Methods: Semistructured interviews were conducted with attending and resident orthopaedic surgeons at a national referral hospital in Lagos. Observational data were gathered during a multi-institutional orthopaedic site visit. Themes were triangulated with the literature from peer-reviewed journals, health policy documents, and global health reports to construct a multilevel review of structural, sociocultural, and economic barriers to musculoskeletal care.
Results: We identified 3 major drivers of orthopaedic inequity.

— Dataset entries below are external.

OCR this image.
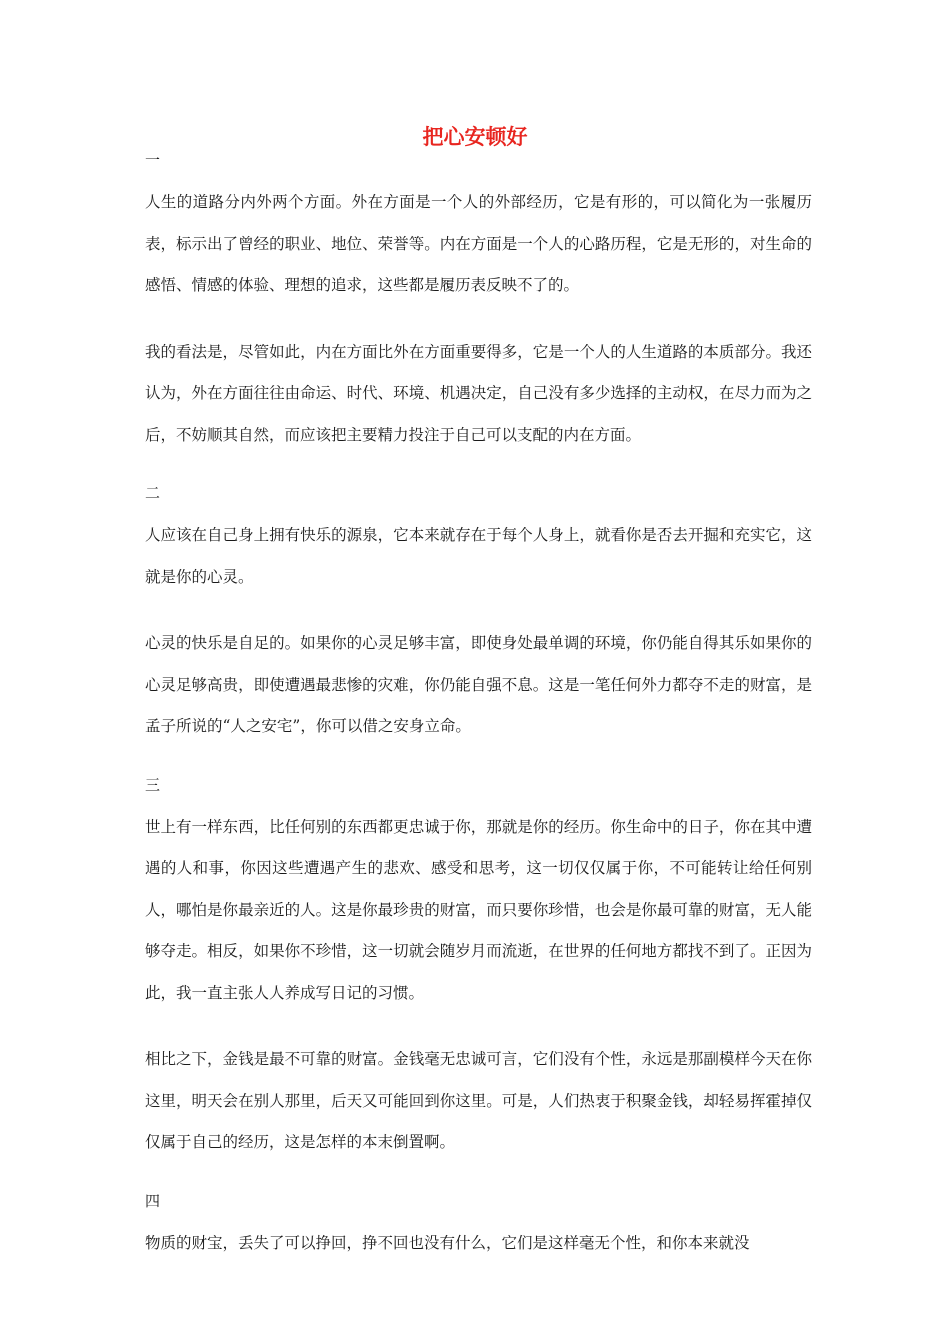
把心安顿好
一

人生的道路分内外两个方面。外在方面是一个人的外部经历，它是有形的，可以简化为一张履历表，标示出了曾经的职业、地位、荣誉等。内在方面是一个人的心路历程，它是无形的，对生命的感悟、情感的体验、理想的追求，这些都是履历表反映不了的。

我的看法是，尽管如此，内在方面比外在方面重要得多，它是一个人的人生道路的本质部分。我还认为，外在方面往往由命运、时代、环境、机遇决定，自己没有多少选择的主动权，在尽力而为之后，不妨顺其自然，而应该把主要精力投注于自己可以支配的内在方面。

二

人应该在自己身上拥有快乐的源泉，它本来就存在于每个人身上，就看你是否去开掘和充实它，这就是你的心灵。

心灵的快乐是自足的。如果你的心灵足够丰富，即使身处最单调的环境，你仍能自得其乐如果你的心灵足够高贵，即使遭遇最悲惨的灾难，你仍能自强不息。这是一笔任何外力都夺不走的财富，是孟子所说的“人之安宅”，你可以借之安身立命。

三

世上有一样东西，比任何别的东西都更忠诚于你，那就是你的经历。你生命中的日子，你在其中遭遇的人和事，你因这些遭遇产生的悲欢、感受和思考，这一切仅仅属于你，不可能转让给任何别人，哪怕是你最亲近的人。这是你最珍贵的财富，而只要你珍惜，也会是你最可靠的财富，无人能够夺走。相反，如果你不珍惜，这一切就会随岁月而流逝，在世界的任何地方都找不到了。正因为此，我一直主张人人养成写日记的习惯。

相比之下，金钱是最不可靠的财富。金钱毫无忠诚可言，它们没有个性，永远是那副模样今天在你这里，明天会在别人那里，后天又可能回到你这里。可是，人们热衷于积聚金钱，却轻易挥霍掉仅仅属于自己的经历，这是怎样的本末倒置啊。

四

物质的财宝，丢失了可以挣回，挣不回也没有什么，它们是这样毫无个性，和你本来就没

First, economic constraints: more than 90% of patients pay out-of-pocket and with implant and surgery costs often exceed annual household income, care is often delayed or forgone. Second, sociocultural barriers: Patients often first seek treatment from traditional bone setters whose unregulated practices result in complications such as malunions, infections, and delayed presentation. Third, workforce-related limitations: Nigeria has fewer than 500 orthopaedic surgeons for more than 200,000,000 people. Many providers report burnout, limited access to advanced training, and a growing desire to emigrate because of low salaries and resource scarcity.
Conclusions: Proposed reforms include national insurance expansion, rural trauma center development, regulation of informal care networks, and global-academic partnerships. Orthopaedic equity in Nigeria will require both local leadership and sustained international investment that prioritizes capacity building. This review highlights a scalable collaboration model that may inform future global orthopaedic engagement strategies.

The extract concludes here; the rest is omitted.